I have a list of websites and a list of proxy servers.
I have this action
Action<string> action = (string url) =>
{
var proxy = ProxyHandler.GetProxy();
HtmlDocument html = null;
while (html == null)
{
try
{
html = htmlDocumentLoader.LoadDocument(url, proxy.Address);
// Various db manipulation code
ProxyHandler.ReleaseProxy(proxy);
}
catch (Exception exc)
{
Console.WriteLine("{0} proxies remain", ProxyHandler.ListSize());
// Various db manipulation code
proxy = ProxyHandler.GetProxy();
}
}
};
Which I call using
urlList.AsParallel().WithDegreeOfParallelism(12).ForAll(action);
or
Parallel.ForEach(urlList, action);
My ProxyHandler class is as follows
public static class ProxyHandler
{
static List<Proxy> ProxyList = new ProxyRepository().GetAliveProxies().ToList();
public static Proxy GetProxy()
{
lock (ProxyList)
{
while (ProxyList.Count == 0)
{
Console.WriteLine("Sleeping");
Thread.Sleep(1000);
}
var proxy = ProxyList[0];
ProxyList.RemoveAt(0);
return proxy;
}
}
public static void ReleaseProxy(Proxy proxy)
{
lock (ProxyList)
{
if(!ProxyList.Contains(proxy))ProxyList.Add(proxy);
}
}
public static int ListSize()
{
lock (ProxyList)
{
return ProxyList.Count;
}
}
}
My problem is that when this is executing it appears to complete ~90% of websites really quick and then take a really long time to do the remaining.
What I mean is out of 100 urls it take as much time to do the first 90 as it does doing the last 10.
I have ruled out proxies being dead since no exception is thrown.
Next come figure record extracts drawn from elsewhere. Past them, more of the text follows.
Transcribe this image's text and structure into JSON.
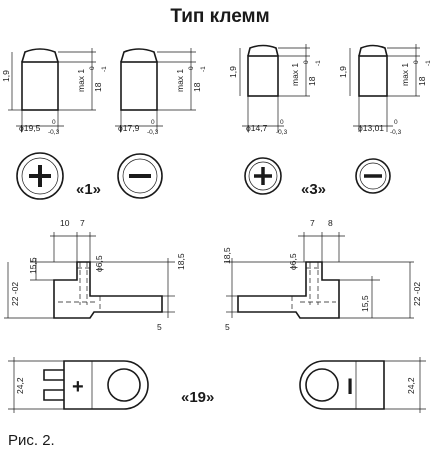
{
  "title": "Тип клемм",
  "caption": "Рис. 2.",
  "groups": {
    "g1": "«1»",
    "g3": "«3»",
    "g19": "«19»"
  },
  "terminals": [
    {
      "height": "1,9",
      "max": "max 1",
      "tol_top": "0",
      "tol_val": "18",
      "tol_bot": "-1",
      "dia_main": "ϕ19,5",
      "dia_up": "0",
      "dia_low": "-0,3",
      "polarity": "+"
    },
    {
      "height": "",
      "max": "max 1",
      "tol_top": "0",
      "tol_val": "18",
      "tol_bot": "-1",
      "dia_main": "ϕ17,9",
      "dia_up": "0",
      "dia_low": "-0,3",
      "polarity": "−"
    },
    {
      "height": "1,9",
      "max": "max 1",
      "tol_top": "0",
      "tol_val": "18",
      "tol_bot": "-1",
      "dia_main": "ϕ14,7",
      "dia_up": "0",
      "dia_low": "-0,3",
      "polarity": "+"
    },
    {
      "height": "1,9",
      "max": "max 1",
      "tol_top": "0",
      "tol_val": "18",
      "tol_bot": "-1",
      "dia_main": "ϕ13,01",
      "dia_up": "0",
      "dia_low": "-0,3",
      "polarity": "−"
    }
  ],
  "left_side": {
    "w1": "10",
    "w2": "7",
    "h1": "15,5",
    "h_body": "22 -02",
    "hole": "ϕ6,5",
    "h_right": "18,5",
    "h_base": "5"
  },
  "right_side": {
    "w1": "7",
    "w2": "8",
    "h_left": "18,5",
    "hole": "ϕ6,5",
    "h1": "15,5",
    "h_body": "22 -02",
    "h_base": "5"
  },
  "top_views": {
    "left_width": "24,2",
    "right_width": "24,2",
    "left_sign": "+",
    "right_sign": "I"
  }
}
It appears as if the last of the items on the urlList just take really long to complete.
UPDATE:
I am adding some running data to make my problem clearer:
Minute 1 2 3 4 5 6 7 8 9 16 18 19
Count 23 32 32 17 6 1 1 1 1 2 1 2
As you can see in the first 4 minutes I do 104/119 of the requests. And then it takes 15 minutes to do the rest.
This looks like a problem in the joining of the Threads, but I fail to spot what this might be.